Teori perilaku konsumsi konvensional
Perilaku
konsumen timbul akibat adanya kendala keterbatasan pendapatan di satu sisi dan
adanya keinginan untuk mengkonsumsi barang dan jasa sebanyak-banyaknya agar
diperoleh kepuasan maksimal. Teori tingkah laku konsumen dapat dibedakan dalam
dua macam pendekatan yaitu pendekatan nilai guna (utility) cardinal dan
pendekatan nilai guna ordinal.
a. Pendekatan nilai guna (utility) kardinal.
Pendekatan nilai
guna kardinal dianggap manfaat atau kenikmatan yang diperoleh seorang konsumen
dapat dinyatakan secara kuantitatif, konsumen akan memaksimumkan kepuasan yang
dapat dicapainya. Kalau kepuasan itu semakin tinggi maka makin tinggilah nilai
gunanya atau utilitinya.
Nilai guna
dibedakan dengan dua pengertian yaitu nilai guna total dan nilai guna marginal.
Nilai guna total dapat diartikan sebagai jumlah seluruh kepuasan yang diperoleh
dari mengkonsumsi sejumlah barang tertentu.
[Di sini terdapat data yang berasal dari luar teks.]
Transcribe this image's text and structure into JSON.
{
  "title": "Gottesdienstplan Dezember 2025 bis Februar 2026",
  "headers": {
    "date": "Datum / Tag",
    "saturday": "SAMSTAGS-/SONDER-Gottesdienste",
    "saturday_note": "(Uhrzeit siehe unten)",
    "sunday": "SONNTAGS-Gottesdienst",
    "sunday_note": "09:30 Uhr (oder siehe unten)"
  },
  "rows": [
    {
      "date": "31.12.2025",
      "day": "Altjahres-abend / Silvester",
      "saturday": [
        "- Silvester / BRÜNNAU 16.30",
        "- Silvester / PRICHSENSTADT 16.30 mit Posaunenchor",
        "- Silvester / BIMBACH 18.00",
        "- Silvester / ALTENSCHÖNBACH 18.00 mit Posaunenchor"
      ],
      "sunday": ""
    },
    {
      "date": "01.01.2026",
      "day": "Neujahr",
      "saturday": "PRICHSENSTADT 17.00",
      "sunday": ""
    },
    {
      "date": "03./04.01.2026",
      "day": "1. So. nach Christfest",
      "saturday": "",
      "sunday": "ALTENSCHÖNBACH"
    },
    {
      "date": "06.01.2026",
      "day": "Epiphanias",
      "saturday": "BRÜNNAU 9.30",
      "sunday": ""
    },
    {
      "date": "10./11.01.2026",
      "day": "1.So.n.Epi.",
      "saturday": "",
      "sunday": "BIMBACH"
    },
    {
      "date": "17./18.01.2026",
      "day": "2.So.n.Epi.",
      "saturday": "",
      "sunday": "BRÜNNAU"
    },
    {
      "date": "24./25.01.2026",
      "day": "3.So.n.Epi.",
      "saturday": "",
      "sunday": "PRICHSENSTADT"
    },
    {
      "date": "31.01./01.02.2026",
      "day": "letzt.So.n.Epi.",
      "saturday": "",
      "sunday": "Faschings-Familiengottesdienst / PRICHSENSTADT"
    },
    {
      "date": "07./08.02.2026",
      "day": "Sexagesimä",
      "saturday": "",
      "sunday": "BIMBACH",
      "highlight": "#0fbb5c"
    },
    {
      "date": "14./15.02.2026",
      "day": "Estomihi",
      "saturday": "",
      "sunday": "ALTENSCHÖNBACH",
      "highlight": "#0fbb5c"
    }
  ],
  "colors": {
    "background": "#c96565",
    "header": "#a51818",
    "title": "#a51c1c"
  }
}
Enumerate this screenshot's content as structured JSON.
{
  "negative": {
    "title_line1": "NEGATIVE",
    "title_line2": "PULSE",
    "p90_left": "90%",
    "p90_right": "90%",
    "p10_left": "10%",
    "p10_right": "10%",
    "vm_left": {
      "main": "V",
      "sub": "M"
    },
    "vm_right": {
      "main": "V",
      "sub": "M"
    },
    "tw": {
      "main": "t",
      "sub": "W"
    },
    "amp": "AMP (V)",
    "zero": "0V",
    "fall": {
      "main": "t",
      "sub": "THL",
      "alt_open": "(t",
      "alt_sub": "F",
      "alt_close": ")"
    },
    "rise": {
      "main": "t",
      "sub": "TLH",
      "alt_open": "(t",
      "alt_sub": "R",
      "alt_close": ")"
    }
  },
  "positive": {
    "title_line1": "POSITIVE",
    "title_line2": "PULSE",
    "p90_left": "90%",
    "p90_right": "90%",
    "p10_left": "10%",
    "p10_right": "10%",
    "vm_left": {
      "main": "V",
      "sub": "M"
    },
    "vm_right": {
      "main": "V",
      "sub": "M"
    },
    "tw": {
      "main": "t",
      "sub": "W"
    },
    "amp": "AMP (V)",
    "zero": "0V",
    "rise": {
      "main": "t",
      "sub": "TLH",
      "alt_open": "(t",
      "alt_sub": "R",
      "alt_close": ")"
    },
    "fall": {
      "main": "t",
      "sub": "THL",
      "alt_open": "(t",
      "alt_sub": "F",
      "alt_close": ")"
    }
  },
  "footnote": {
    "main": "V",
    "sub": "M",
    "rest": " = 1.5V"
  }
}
Sedangkan nilai guna marginal
berarti penambahan (atau pengurangan ) kepuasan sebagai akibat dan pertambahan
(atau pengurangan) penggunaan satu unit barang.
Hipotesa utama
teori nilai guna atau lebih dikenal sebagai hukum nilai guna marginal yang
semakin menurun, menyatakan bahwa tambahan nilai guna yang akan diperoleh
seseorang dari mengkonsumsikan suatu barang akan menjadi semakin sedikit
apabila orang tersebut terus menerus menambah konsumsinya ke atas barang
tersebut. Pada akhirnya tambahan nilai guna akan menjadi negative yaitu apabila
konsumsi ke atas barang tersebut ditambah satu unit lagi maka nilai guna total
akan menjadi semakin sedikit.
Asumsi dari
pendekatan ini adalah :
- Konsumen rasional. Konsumen bertujuan memaksimalkan kepuasannya dengan batasan pendapatannya.
- Diminishing Marginal Utility artinya tambahan utilitas yang diperoleh konsumen makin menurun dengan bertambahnya konsumsi dari komoditas tersebut.
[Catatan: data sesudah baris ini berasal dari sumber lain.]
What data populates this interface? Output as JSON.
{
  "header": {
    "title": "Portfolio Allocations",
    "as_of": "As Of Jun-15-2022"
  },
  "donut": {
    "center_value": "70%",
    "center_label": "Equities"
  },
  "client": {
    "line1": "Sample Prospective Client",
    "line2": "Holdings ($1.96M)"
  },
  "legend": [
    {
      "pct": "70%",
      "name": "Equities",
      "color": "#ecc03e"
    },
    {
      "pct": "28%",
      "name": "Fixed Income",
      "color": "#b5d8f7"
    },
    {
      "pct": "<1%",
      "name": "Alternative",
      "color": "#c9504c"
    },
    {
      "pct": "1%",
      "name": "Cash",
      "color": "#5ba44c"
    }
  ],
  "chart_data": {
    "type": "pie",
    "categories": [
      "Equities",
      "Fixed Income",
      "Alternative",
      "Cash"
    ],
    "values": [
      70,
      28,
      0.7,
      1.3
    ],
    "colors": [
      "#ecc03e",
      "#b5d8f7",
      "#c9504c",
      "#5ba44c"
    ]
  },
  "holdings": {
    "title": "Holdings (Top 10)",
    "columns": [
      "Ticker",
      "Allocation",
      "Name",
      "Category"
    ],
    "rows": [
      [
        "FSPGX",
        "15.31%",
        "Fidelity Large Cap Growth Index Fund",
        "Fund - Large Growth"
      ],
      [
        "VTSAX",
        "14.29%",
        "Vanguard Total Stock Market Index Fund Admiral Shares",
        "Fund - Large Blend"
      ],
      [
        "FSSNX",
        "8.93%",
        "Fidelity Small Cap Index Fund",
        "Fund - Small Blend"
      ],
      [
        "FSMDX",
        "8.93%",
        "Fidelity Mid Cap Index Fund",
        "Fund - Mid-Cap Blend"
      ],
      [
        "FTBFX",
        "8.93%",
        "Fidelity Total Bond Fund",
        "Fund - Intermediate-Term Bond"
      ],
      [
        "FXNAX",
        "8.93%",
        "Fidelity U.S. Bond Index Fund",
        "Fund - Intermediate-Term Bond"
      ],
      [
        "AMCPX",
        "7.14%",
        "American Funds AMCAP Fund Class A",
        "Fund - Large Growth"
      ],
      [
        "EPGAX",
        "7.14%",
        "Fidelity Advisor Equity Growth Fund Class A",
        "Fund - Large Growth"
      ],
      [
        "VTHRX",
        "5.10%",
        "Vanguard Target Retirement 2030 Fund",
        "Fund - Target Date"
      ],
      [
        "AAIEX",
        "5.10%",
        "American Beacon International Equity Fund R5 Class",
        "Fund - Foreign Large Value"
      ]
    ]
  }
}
- Pendapatan konsumen tetap.
- Constant Marginal Utility of Money artinya uang mempunyai nilai subjektif yang tetap.
Setiap orang
akan berusaha untuk memaksimumkan nilai guna dari barang-barang yang
dikonsumsikannya. Apabila yang dikonsumsikannya hanya satu barang saja, tidak
sukar untuk menentukan pada tingkat mana nilai guna dari menikmati barang itu
akan mencapai tingkat yang maksimum. Tingkat itu dicapai pada waktu nilai guna
total mencapai tingkat maksimum. Tetapi kalau barang yang digunakan adalah
berbagai-bagai jenisnya, cara untuk menentukan corak konsumsi barang-barang yang
akan menciptakan nilai guna yang maksimum menjadi lebih rumit.
Dalam keadaaan
dimana harga-harga berbagai baranng adalah berbeda syarat yang harus dipenuhi
agar barang-barang yang dikonsumsikan akan memberikan nilai guna yang maksimum
adalah setiap rupiah yang dikeluarkan untuk membeli unit tambahan berbagai
jenis barang akan memberikan nilai guna marginal yang sama besarnya.
Walaupun teori
ini telah berhasil menyusun formulasi fungsi permintaan secara baik tetapi
pendekatan ini masih dianggap mempunyai beberapa kelemahan. Kelemahan dan
kritik terhadap pendekatan ini adalah :
Ø
Sifat subjektif dari daya
guna dan tidak adanya alat ukur yang tepat dan sesuai, maksudnya asumsi dasar
bahwa kepuasan konsumen dapat diukur dengan satuan rupiah atau util penerapannya
akan sulit dilakukan. Di samping itu nilai dari daya guna suatu barang sangat
bergantung pada penilainya, sehingga akan sulit untuk membuat generalisasi dari
analisis seseorang atau sekelompok orang.
Ø
Constant Marginal Utility
of money. Biasanya makin banyak seseorang memiliki uang maka penilaian terhadap
satuan uang itu makin rendah. Oleh sebab itu nilai uang yang tetap masih
diragukan .
Ø
Diminishing marginal
utility sangat sulit diterima sebagai aksioma sebab penilaiannya dari segi
psikologis yang sangat sukar.
b. Analisis kurva kepuasan sama.( pendekatan ordinal)
Pendekatan ini
diperkenalkan oleh J.Hicks dan R.J.Allen. Dalam pendekatan ini daya guna suatu
barang tidak perlu diukur, cukup untuk diketahui dan konsumen mampu membuat
urutan tinggi rendahnya daya guna yang diperoleh dari mengkonsumsi sekelompok
barang.
Pendekatan yang
diapakai dalam teori ordinal adalah Indefernce Curve yakni kurva yang
menunjukkan kombinasi 2 (dua) macam barang konsumsi yang memberikan tingkat
kepuasan yang sama. Asumsi dari pendekatan ini adalah :
- Konsumen rasional.
- Konsumen mempunyai pola preferensi terhadap barang yang disusun berdasarkan urutan besar kecilnya daya guna.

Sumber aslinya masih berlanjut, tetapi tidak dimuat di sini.